The order directs federal agencies to identify at least 3 federal sites by February 2025 that could host frontier AI data centers, and announce winning proposals from private companies by June 2025.
It facilitates the development of clean energy and power grid infrastructure to support frontier AI data centers.
It also requires security standards for AI facilities, including supply chain security measures, physical security requirements, and requirements for monitoring and reporting on AI model development.
The executive order follows an aggressive timeline, with a goal of having new data centers operational by the end of 2027.
A Cybersecurity EO. Finally, Biden signed the executive order Strengthening and Promoting Innovation in the Nation's Cybersecurity . Among other provisions, the executive order:
Establishes new security requirements for software providers working with the federal government.
Introduces measures to improve federal systems' cybersecurity.
Develops AI-powered cyber defense programs such as the creation of large-scale datasets for cyber defense research.
Trump’s First Days in Office. The Trump Administration’s most significant official action on AI policy so far has been to revoke Biden’s 2023 executive order, Safe, Secure, and Trustworthy Development and Use of Artificial Intelligence .
However, Trump also announced Stargate, a joint venture by OpenAI, SoftBank, and Oracle, which would invest $500 billion in AI infrastructure over the next few years. According to an announcement by OpenAI , the project will deploy $100 billion immediately. However, Elon Musk undercut the project on X by claiming the project doesn’t “actually have the money.”
The Center for AI Safety (CAIS) and Scale AI have introduced Humanity's Last Exam (HLE), which is designed to be the final comprehensive benchmark for testing AI capabilities on closed-ended academic questions. HLE is intended to inform research and policymaking with a better understanding of frontier model capabilities, as discussed in this New York Time article .
HLE features unprecedented scope and difficulty.
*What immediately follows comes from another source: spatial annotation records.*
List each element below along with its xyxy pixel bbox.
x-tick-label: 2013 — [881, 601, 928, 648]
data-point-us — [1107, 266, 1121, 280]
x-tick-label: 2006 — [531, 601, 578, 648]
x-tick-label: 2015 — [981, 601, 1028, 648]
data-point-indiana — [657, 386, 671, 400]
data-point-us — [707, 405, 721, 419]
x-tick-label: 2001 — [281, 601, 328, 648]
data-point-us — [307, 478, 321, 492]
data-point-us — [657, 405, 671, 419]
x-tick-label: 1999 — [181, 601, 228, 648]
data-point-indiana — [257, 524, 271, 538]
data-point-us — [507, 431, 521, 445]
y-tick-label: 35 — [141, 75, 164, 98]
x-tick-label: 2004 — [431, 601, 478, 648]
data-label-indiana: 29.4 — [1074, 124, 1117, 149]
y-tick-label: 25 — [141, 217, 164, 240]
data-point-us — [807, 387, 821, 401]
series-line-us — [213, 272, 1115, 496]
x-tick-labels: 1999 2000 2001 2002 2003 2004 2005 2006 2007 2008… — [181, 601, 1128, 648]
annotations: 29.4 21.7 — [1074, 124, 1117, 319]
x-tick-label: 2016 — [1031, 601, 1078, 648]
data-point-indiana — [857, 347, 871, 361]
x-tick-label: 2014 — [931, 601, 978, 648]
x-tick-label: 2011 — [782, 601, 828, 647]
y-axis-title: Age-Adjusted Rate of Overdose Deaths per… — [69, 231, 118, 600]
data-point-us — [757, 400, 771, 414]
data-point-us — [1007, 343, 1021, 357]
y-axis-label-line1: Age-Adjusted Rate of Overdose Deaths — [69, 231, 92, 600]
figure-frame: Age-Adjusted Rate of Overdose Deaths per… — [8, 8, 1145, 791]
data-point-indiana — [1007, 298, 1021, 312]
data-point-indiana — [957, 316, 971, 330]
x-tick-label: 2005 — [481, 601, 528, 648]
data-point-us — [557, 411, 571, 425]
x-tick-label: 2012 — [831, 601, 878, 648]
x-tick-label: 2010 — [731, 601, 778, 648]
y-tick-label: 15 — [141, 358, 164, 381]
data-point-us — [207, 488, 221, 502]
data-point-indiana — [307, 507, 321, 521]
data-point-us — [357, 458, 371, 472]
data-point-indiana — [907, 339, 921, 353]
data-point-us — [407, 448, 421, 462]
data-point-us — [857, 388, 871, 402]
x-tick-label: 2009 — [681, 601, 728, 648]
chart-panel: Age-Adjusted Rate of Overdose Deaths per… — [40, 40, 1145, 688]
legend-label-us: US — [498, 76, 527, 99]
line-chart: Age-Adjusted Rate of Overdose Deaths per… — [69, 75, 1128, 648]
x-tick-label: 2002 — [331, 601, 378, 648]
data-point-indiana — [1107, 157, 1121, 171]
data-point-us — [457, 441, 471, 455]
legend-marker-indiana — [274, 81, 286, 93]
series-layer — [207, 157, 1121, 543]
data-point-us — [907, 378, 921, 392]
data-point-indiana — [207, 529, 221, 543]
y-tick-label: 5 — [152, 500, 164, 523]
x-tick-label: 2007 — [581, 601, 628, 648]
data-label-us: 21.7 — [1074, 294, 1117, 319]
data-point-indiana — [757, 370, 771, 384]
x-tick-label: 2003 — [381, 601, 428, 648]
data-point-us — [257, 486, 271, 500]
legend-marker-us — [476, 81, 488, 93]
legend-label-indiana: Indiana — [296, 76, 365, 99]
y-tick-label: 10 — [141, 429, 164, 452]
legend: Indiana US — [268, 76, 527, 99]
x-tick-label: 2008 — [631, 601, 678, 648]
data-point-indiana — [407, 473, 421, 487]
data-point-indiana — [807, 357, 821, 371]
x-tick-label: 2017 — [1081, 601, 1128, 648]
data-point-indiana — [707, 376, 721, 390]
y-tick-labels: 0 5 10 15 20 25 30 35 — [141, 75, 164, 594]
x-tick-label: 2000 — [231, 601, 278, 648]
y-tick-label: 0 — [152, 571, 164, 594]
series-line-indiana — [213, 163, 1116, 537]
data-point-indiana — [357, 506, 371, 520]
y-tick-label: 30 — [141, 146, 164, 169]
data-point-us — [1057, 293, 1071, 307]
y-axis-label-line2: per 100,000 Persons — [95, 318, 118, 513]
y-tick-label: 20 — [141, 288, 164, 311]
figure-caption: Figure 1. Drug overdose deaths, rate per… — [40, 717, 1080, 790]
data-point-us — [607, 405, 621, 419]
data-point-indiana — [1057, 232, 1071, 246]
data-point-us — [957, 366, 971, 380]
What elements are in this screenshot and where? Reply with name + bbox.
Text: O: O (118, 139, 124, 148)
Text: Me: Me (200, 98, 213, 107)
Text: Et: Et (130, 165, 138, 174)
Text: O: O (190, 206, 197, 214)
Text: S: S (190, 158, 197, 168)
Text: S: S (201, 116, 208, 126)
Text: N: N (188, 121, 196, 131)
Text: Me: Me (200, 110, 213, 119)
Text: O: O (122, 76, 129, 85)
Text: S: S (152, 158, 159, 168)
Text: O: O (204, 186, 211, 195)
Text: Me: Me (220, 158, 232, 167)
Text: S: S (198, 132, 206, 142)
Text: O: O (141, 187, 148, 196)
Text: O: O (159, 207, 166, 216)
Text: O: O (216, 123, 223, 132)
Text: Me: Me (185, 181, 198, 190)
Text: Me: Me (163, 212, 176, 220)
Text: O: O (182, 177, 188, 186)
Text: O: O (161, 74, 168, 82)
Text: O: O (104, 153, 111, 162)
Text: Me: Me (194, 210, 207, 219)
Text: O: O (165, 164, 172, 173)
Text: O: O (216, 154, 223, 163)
As state-of-the-art language models begin to achieve high accuracy on existing benchmarks like MMLU, those benchmarks fail to provide an informative measure of model capabilities. The public HLE dataset introduces over 3,000 extremely challenging questions to provide a better measure of AI capabilities at the frontier of human knowledge. Drawing on expertise from nearly 1,000 subject matter experts across 500 institutions in 50 countries, the dataset spans dozens of academic fields including mathematics, physics, computer science, and the humanities. Questions require expert-level skills or highly specific knowledge and are designed to be impossible to answer through simple internet search. The benchmark includes both multiple-choice and exact-match questions, with about 10% featuring multimodal elements requiring image comprehension. Mathematics problems make up the largest portion of the dataset at 1,102 questions.